The new study, based on sediment cores drilled in the Blackwater National Wildlife Refuge 80 kilometers southeast of the capital, is part of an emerging rethinking of just how big an impact this ice sheet had. Fueled by a new way to date geologic events, it suggests the mid-Atlantic coast has witnessed far more dramatic fluctuations in elevation than previously thought—and not just since the LGM.

This new view “is really going to open up how we understand the entire Atlantic coastal plain, at least the last couple million years of it,” says David Krantz, a coastal geologist at the University of Toledo in Ohio who wasn’t involved in the work. “It’s huge.”

Scientists have long known the region was gradually sinking, and the roughly 16-centimeter drop during the 21st century was already forecasted based on tide gauges that measure sea level compared with the land.

But for decades, it was widely accepted that in a previous episode, when the Laurentide Ice Sheet peaked approximately 150,000 years ago, it had a pretty shallow footprint, amounting to a slow loss of several meters from current levels over tens of thousands of years, Krantz says.

To better understand the region’s future, scientists have tried to reconstruct the rise and fall connected to that previous visit by the ice sheet 150,000 years ago. To gauge how high the land was at various times, geologists look for evidence of ancient shorelines now up on dry land, much like remnant fossils that recall a long-ago era. Using techniques to date these shorelines, they sync them up with what’s known about past global sea levels at that time to better understand how it compares with land heights today. For instance, if an ancient shoreline is 5 meters above sea level today, but it formed when global sea levels were approximately 10 meters lower, then that piece of land was once 15 meters lower than today.

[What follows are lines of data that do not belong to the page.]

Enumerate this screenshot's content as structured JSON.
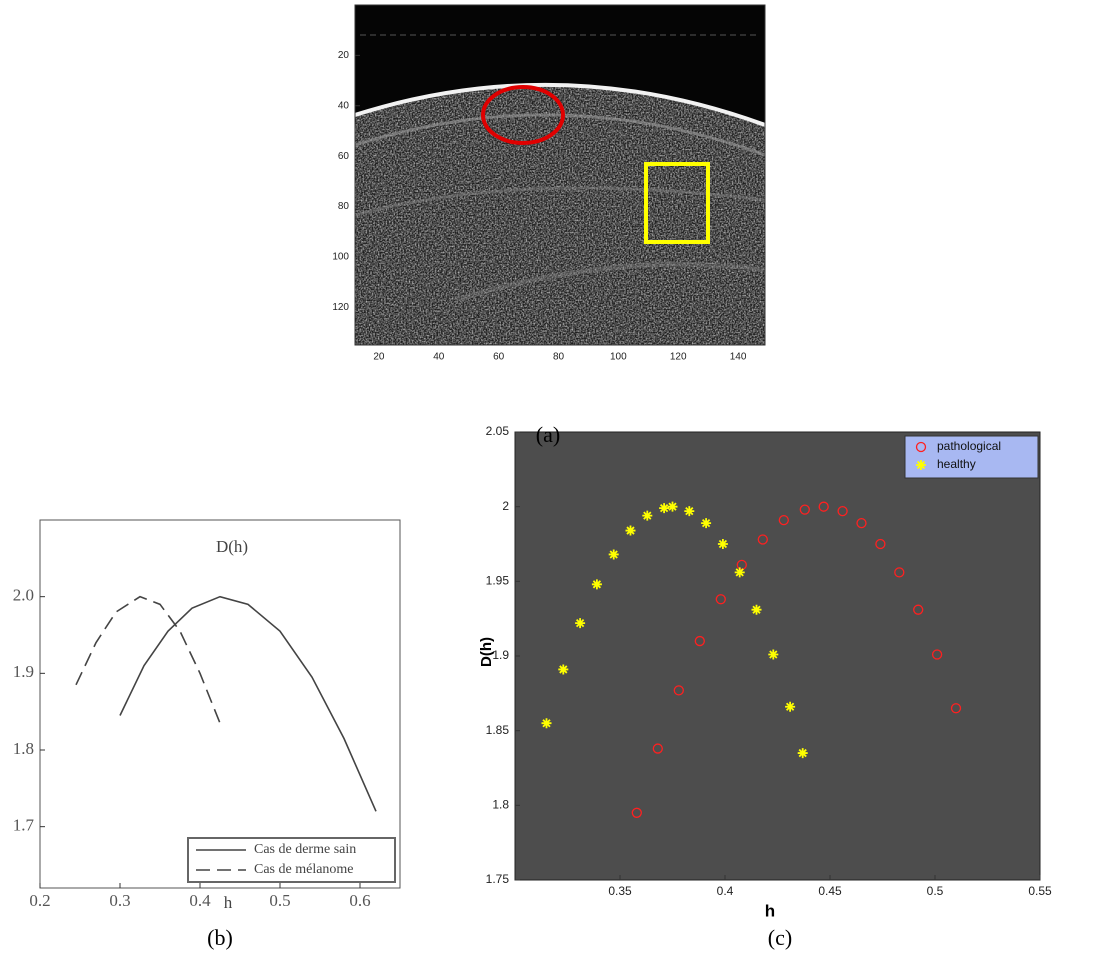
{
  "chart_data": [
    {
      "type": "image",
      "caption": "(a)",
      "xlim": [
        12,
        149
      ],
      "xticks": [
        20,
        40,
        60,
        80,
        100,
        120,
        140
      ],
      "ylim": [
        135,
        0
      ],
      "yticks": [
        20,
        40,
        60,
        80,
        100,
        120
      ]
    },
    {
      "type": "line",
      "caption": "(b)",
      "title": "D(h)",
      "x_label": "h",
      "xlim": [
        0.2,
        0.65
      ],
      "xticks": [
        0.2,
        0.3,
        0.4,
        0.5,
        0.6
      ],
      "ylim": [
        1.62,
        2.1
      ],
      "yticks": [
        {
          "value": 2,
          "label": "2.0"
        },
        {
          "value": 1.9,
          "label": "1.9"
        },
        {
          "value": 1.8,
          "label": "1.8"
        },
        {
          "value": 1.7,
          "label": "1.7"
        }
      ],
      "legend": "lower right",
      "series": [
        {
          "name": "Cas de derme sain",
          "color": "#444444",
          "linestyle": "solid",
          "x": [
            0.3,
            0.33,
            0.36,
            0.39,
            0.425,
            0.46,
            0.5,
            0.54,
            0.58,
            0.62
          ],
          "values": [
            1.845,
            1.91,
            1.955,
            1.985,
            2.0,
            1.99,
            1.955,
            1.895,
            1.815,
            1.72
          ]
        },
        {
          "name": "Cas de mélanome",
          "color": "#444444",
          "linestyle": "dashed",
          "x": [
            0.245,
            0.27,
            0.295,
            0.325,
            0.35,
            0.375,
            0.4,
            0.425
          ],
          "values": [
            1.885,
            1.94,
            1.98,
            2.0,
            1.99,
            1.955,
            1.9,
            1.835
          ]
        }
      ]
    },
    {
      "type": "scatter",
      "caption": "(c)",
      "x_label": "h",
      "y_label": "D(h)",
      "xlim": [
        0.3,
        0.55
      ],
      "xticks": [
        0.35,
        0.4,
        0.45,
        0.5,
        0.55
      ],
      "ylim": [
        1.75,
        2.05
      ],
      "yticks": [
        1.75,
        1.8,
        1.85,
        1.9,
        1.95,
        2,
        2.05
      ],
      "background": "#4d4d4d",
      "legend": "upper right",
      "series": [
        {
          "name": "pathological",
          "color": "#ff2020",
          "marker": "o",
          "x": [
            0.358,
            0.368,
            0.378,
            0.388,
            0.398,
            0.408,
            0.418,
            0.428,
            0.438,
            0.447,
            0.456,
            0.465,
            0.474,
            0.483,
            0.492,
            0.501,
            0.51
          ],
          "values": [
            1.795,
            1.838,
            1.877,
            1.91,
            1.938,
            1.961,
            1.978,
            1.991,
            1.998,
            2.0,
            1.997,
            1.989,
            1.975,
            1.956,
            1.931,
            1.901,
            1.865
          ]
        },
        {
          "name": "healthy",
          "color": "#ffff00",
          "marker": "*",
          "x": [
            0.315,
            0.323,
            0.331,
            0.339,
            0.347,
            0.355,
            0.363,
            0.371,
            0.375,
            0.383,
            0.391,
            0.399,
            0.407,
            0.415,
            0.423,
            0.431,
            0.437
          ],
          "values": [
            1.855,
            1.891,
            1.922,
            1.948,
            1.968,
            1.984,
            1.994,
            1.999,
            2.0,
            1.997,
            1.989,
            1.975,
            1.956,
            1.931,
            1.901,
            1.866,
            1.835
          ]
        }
      ]
    }
  ]
}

Scientists had thought that ancient shorelines in the region were 125,000 years old, a time when sea levels were within 9 meters of today.

But in the last 2 decades, scientists have found that some former shorelines in the area are only 80,000 years old, coinciding with a time when sea levels were roughly 20 meters lower, says Ben DeJong, an author of the new paper who conducted much of the research while studying at the University of Vermont.

The new study dates the land’s low point even closer to the present. DeJong looked on dry land at the refuge, and found ancient shorelines that formed between 30,000 and 60,000 years ago, a time when global sea levels were 40 to 80 meters lower than today. Although not in Washington, D.C., the refuge lies at almost the same latitude, and there is no reason it would rise and fall differently, DeJong says.

The revised dates come courtesy of a technique that uses electrons trapped in quartz crystals as a kind of geologic stopwatch. Stray electrons collect in the crystals at a predictable rate, if the crystal is shielded from light. So the stopwatch starts when the sediments in shorelines are buried, letting scientists collect sediment cores and date when the shorelines formed. And then when they are exposed to light/once-buried shorelines are exposed—what happens to the stopwatch?

The new study aligns with other recent work in North Carolina and Virginia. Still, not everyone agrees with the new version of events. Milan Pavich, a retired geologist with the U.S. Geological Survey who was not part of the study, says some geologists express disbelief at his similar findings near the Potomac River, which haven’t been published yet.

“I’ve had people come up and tell me ‘No way.’ They don’t believe it. The paradigm of this stable coastal plain has been so strong,” Pavich says.

Kelvin Ramsey, a geologist at the Delaware Geological Survey in Newark, who reviewed the new study before it was published, cautions against taking the new account as the final word. “There is no consensus regarding interpretations” of how low the shorelines sank in the past, he writes in an email. “Hopefully, in the years to come, as more geologic mapping is conducted in the region, we can get a better handle on this.”